4,3 Cerebrovascular reserve capacity
Cupini et al [13] suggested that patients with multiple subcortical infarcts have poor cerebrovascular reserve capacity and that multiple subcortical resting infarcts are associated with lower cerebrovascular reactivity (CR), suggesting that small vessel disease and hypoperfusion may be the pathogenesis of multiple subcortical resting infarcts.
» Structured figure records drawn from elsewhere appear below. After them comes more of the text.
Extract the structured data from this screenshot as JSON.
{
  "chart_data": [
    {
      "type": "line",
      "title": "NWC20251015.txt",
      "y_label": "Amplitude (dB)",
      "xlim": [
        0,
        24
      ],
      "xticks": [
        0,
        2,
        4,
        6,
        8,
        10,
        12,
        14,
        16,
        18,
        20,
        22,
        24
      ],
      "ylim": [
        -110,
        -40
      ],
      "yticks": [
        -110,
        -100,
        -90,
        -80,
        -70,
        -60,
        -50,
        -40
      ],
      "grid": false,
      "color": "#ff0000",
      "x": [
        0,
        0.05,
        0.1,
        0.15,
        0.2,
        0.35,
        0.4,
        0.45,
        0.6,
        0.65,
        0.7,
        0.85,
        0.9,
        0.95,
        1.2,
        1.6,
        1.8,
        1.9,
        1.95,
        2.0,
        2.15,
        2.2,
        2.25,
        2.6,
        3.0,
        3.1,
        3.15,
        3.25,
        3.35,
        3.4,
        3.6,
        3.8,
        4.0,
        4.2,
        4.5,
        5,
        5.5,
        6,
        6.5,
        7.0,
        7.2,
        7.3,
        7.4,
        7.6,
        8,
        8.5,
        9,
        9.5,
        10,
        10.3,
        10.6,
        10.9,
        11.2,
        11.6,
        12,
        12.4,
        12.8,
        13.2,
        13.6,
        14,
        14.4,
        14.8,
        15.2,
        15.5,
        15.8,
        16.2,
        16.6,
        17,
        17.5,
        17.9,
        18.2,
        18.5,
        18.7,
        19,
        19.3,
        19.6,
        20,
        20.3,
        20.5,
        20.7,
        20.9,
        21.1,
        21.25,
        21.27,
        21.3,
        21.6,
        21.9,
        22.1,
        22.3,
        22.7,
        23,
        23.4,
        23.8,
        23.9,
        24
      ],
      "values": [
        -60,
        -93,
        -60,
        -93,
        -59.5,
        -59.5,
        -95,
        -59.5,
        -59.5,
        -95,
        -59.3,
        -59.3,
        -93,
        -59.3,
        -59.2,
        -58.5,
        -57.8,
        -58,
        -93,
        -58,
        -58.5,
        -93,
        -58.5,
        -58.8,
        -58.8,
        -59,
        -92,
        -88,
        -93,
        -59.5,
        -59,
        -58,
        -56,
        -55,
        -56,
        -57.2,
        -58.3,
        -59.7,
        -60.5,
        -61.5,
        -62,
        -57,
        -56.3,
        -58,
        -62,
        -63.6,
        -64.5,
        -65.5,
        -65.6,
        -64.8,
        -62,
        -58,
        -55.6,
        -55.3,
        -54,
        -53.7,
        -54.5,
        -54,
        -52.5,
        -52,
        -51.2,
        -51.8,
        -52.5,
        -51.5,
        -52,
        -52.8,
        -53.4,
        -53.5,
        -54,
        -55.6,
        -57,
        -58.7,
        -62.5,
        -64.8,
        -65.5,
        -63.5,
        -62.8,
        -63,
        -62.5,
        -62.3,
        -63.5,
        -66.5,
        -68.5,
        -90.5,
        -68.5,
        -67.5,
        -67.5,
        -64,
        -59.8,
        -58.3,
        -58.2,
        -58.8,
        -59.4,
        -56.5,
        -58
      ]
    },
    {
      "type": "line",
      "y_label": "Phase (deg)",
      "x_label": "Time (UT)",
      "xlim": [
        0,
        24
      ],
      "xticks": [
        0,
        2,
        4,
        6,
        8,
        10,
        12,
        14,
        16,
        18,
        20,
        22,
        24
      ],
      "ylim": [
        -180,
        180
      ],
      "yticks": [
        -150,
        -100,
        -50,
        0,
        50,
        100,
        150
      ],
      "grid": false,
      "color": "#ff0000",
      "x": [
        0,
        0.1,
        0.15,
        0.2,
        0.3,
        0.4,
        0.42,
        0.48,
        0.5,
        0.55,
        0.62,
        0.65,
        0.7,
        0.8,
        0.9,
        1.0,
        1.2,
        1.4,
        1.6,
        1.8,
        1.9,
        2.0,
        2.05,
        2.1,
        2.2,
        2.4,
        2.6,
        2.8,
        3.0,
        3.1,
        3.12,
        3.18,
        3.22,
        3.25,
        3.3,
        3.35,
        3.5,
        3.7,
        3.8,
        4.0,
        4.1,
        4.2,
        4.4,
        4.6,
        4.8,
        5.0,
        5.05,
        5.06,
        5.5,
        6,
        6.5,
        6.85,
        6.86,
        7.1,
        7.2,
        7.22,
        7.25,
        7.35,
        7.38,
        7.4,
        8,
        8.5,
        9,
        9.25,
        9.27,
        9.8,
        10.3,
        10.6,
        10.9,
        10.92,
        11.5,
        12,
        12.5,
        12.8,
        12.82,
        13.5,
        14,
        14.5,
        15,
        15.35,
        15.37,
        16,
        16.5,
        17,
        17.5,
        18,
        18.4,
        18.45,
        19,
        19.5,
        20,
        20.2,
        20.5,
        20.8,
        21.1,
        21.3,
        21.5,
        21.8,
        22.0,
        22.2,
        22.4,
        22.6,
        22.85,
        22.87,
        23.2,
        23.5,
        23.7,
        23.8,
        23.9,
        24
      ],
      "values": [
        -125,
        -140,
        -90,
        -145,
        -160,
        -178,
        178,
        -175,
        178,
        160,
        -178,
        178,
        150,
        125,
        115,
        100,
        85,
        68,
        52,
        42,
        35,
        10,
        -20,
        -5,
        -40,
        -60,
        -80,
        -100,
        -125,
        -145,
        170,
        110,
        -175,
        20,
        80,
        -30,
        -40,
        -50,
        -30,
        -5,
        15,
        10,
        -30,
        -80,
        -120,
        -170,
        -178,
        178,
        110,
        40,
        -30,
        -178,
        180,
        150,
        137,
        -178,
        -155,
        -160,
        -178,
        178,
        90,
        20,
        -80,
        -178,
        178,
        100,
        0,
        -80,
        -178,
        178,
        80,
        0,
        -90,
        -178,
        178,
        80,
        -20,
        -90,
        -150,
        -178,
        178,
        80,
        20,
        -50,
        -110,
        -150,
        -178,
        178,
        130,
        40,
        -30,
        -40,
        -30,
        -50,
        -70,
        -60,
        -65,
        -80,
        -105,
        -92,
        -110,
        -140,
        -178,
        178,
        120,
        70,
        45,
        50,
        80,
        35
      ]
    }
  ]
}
The causative factors of subcortical infarction are generally considered to be small vessel disease, thromboembolic occlusion of small arteries, and hemodynamic impairment in the presence of hypoperfusion. cupini et al. found that poor hemodynamic reserve capacity was associated with multiple subcortical ischemic damage, supporting the idea that some ischemic subcortical damage can be associated with hemodynamic ischemic impairment of brain tissue.
4,4 Vascular risk factors
Changes in blood viscosity and coagulation status can contribute to the development of BD. Elevated mediators of several pathways of coagulation fibrinolysis, including fibrinogen (which increases plasma viscosity), thrombin-antithrombin complexes, prothrombin fragment F1+2 (prothrombin fragment Fl+2), and D-dimer levels have been shown to occur 3 months before the onset of dementia in patients with BD, but not in patients without dementia. The activation of this pathway can lead to microembolism. Activation of this pathway can lead to microembolism and microcirculatory disturbances, which can exacerbate these damages [1].
4,5 Animal experiments
Ouchi et al [14] used PET to study the activity of rCBF and postsynaptic cholinergic receptors in Wistar rats with bilateral common carotid arteries (CCAs) ligated for 7 days and 1 month, and found that frontal cortical rCBF was significantly lower in the ligated group than in the cerebellar and control groups. and control groups. Common carotid artery ligation resulted in prolonged cerebral hypoperfusion and delayed reduction in postsynaptic cholinergic receptor activity, but no degeneration of cortical neurons. Uehara et al [15] ligated the common carotid arteries bilaterally in rats at 5 days postnatally, and the brains were removed by execution 7 days later. White matter changes such as cystic and coagulative necrosis were seen. The subcortical white matter CBF decreased to 25% of the control group. Immunohistochemistry confirmed that amyloid precursor protein (APP) immunoreactive axonal structures were seen in the internal capsule and subcortical white matter, indicating that the white matter was more susceptible to damage from reduced CBF. shi et al [16] used MRI to assess the effect of 17p estradiol (17p-estradiol, E2) on focal cerebral ischemia in rats and found no change in MRI signal in ovariectomized rats, while ovarie resected, estradiol-treated rats showed a significant reduction in MRI signal, indicating that estrogen can provide selective protection against ischemic brain injury without involving CBF alterations.
5. Treatment and outlook
The clinical significance of LA is still debated, and most scholars believe that LA can gradually lead to cognitive impairment and eventually vascular dementia. de Leeuw et al [4] suggested that the pathological process of periventricular LA begins in middle age or before middle age, and interventional treatment should be given before clinical detection of LA and cognitive impairment. Further in-depth studies are needed.